M. Paul Herrgott, sous-préfet délégué au contrôle des évacuations du Pas-de-Calais tué par un obus
Nous signalions, il y a quelques jours, la très belle conduite des autorités dans les villes du front de la région du Nord, or, voici que nous apprenons la pénible nouvelle de la mort de M. Paul Herrgott, sous-préfet, qui, il y a quelques mois à peine, avait accepté la difficile mission de diriger le service du contrôle des évacuations dans le Pas-de-Calais.

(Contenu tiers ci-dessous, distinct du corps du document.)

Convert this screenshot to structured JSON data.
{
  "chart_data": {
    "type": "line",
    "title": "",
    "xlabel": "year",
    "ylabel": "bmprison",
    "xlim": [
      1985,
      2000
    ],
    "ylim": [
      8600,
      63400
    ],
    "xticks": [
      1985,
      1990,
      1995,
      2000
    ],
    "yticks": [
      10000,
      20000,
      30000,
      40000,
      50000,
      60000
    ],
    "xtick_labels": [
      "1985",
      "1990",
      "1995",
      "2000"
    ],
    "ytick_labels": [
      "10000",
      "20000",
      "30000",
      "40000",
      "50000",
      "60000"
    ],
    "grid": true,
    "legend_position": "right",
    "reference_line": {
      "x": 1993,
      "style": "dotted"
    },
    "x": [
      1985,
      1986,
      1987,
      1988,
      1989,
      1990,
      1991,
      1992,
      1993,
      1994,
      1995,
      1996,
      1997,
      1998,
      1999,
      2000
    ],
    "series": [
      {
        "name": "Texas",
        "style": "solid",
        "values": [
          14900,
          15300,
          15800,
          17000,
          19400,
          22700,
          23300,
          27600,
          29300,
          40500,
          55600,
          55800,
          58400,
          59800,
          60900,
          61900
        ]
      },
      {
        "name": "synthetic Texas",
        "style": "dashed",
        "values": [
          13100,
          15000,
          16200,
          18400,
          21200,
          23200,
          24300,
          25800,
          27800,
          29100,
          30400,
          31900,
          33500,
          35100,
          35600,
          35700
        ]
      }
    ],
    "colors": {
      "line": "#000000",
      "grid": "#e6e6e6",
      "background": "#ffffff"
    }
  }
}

Mercredi, vers midi, alors que M. Herrgott sortait porter son courrier dans la localité proche du front où, en dépit des bombardements, il s’était installé, un obus de gros calibre éclatait à quelques mètres de lui et le mutilait affreusement.
Quand on vint pour lui porter secours, on ne put que constater le décès de ce fonctionnaire dévoué autant que courageux.
J’ai connu M. Paul Herrgott dans l’Est et ai toujours eu plaisir à constater la parfaite loyauté de celui qui, n’ignorant rien du danger qu’il courait, devait être tué hier à son poste d’honneur.
Ancien avocat près la cour d’appel de Nancy, M. Paul Herrgott entra, il y a vingt ans environ, dans l’administration et sut y donner la mesure de son talent. Après avoir occupé divers postes en Meurthe-et-Moselle, il fut, à la veille de la guerre, nommé à Sedan.
Appartenant à une famille des pays envahis, M. Paul Herrgott était tout désigné pour participer à l’œuvre de reconstitution du Pas-de-Calais, si fâcheusement interrompue par les derniers événements.
Inlassable, toujours sur la brèche, ce grand taciturne était un beau caractère de Lorrain profondément patriote et il me souvient que, tout récemment encore, un de ses chefs – qui s’y connaît en courage ̶ me disait quelle admiration lui causait la belle conduite de son collaborateur.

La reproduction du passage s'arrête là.